- Interactive map of La Esperanza, Texas
- Coordinates: 26°25′53″N 98°53′32″W﻿ / ﻿26.43139°N 98.89222°W
- Country: United States
- State: Texas
- County: Starr

Population (2020)
- • Total: 217
- Time zone: UTC-6 (Central (CST))
- • Summer (DST): UTC-5 (CDT)
- Zip Code: 78582

= La Esperanza, Texas =

La Esperanza is a census-designated place (CDP) in Starr County, Texas, United States. It is a new CDP, formed from part of the former Los Villareales CDP prior to the 2010 census. As of the 2020 census, La Esperanza had a population of 217.
==Geography==
La Esperanza is located at (26.431313, -98.892272).

==Demographics==

La Esperanza was formed prior to the 2010 U.S. census, one of five CDPs (La Escondida, La Esperanza, Santel, Mi Ranchito Estate, Ranchitos del Norte) formed in full or in part out of the deleted Los Villareales CDP.

Historical population
| Census | Pop. | Note | %± |
| 2010 | 229 |  | — |
| 2020 | 217 |  | −5.2% |
U.S. Decennial Census 1850–1900 1910 1920 1930 1940 1950 1960 1970 1980 1990 2000 2010 2020

===2020 census===

La Esperanza CDP, Texas – Racial and ethnic composition Note: the US Census treats Hispanic/Latino as an ethnic category.

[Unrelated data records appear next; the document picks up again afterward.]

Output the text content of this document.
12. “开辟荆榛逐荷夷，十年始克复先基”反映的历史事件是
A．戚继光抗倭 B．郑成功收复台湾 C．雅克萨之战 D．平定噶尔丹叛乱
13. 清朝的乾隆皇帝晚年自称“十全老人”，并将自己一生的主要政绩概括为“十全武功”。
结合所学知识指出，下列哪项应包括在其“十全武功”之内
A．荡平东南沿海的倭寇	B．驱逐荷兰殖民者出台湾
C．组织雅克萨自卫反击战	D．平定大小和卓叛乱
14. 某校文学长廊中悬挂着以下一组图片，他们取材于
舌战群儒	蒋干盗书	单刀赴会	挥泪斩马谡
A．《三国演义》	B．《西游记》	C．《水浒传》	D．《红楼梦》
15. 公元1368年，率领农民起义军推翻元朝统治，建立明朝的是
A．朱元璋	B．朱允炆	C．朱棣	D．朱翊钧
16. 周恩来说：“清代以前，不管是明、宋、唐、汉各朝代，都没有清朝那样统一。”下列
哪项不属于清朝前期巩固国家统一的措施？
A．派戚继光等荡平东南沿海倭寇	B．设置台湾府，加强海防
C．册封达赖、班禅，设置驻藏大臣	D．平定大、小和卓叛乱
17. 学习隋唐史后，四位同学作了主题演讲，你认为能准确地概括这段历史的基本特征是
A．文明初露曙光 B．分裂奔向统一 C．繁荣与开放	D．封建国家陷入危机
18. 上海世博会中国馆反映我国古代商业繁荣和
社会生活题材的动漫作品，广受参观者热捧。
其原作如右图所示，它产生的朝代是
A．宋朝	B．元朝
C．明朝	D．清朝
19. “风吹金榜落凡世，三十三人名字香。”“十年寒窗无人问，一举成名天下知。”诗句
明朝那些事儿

This table excludes Latinos from the racial categories and assigns them to a separate category. Hispanics/Latinos may be of any race.
| Race / Ethnicity (NH = Non-Hispanic) | Pop 2010 | Pop 2020 | % 2010 | % 2020 |
|---|---|---|---|---|
| White alone (NH) | 7 | 2 | 3.06% | 0.92% |
| Black or African American alone (NH) | 0 | 0 | 0.00% | 0.00% |
| Native American or Alaska Native alone (NH) | 0 | 0 | 0.00% | 0.00% |
| Asian alone (NH) | 0 | 0 | 0.00% | 0.00% |
| Pacific Islander alone (NH) | 0 | 0 | 0.00% | 0.00% |
| Some Other Race alone (NH) | 0 | 3 | 0.00% | 1.38% |
| Mixed Race or Multi-Racial (NH) | 0 | 1 | 0.00% | 0.46% |
| Hispanic or Latino (any race) | 222 | 211 | 96.94% | 97.24% |
| Total | 229 | 217 | 100.00% | 100.00% |

==Education==
The CDP is within the Roma Independent School District.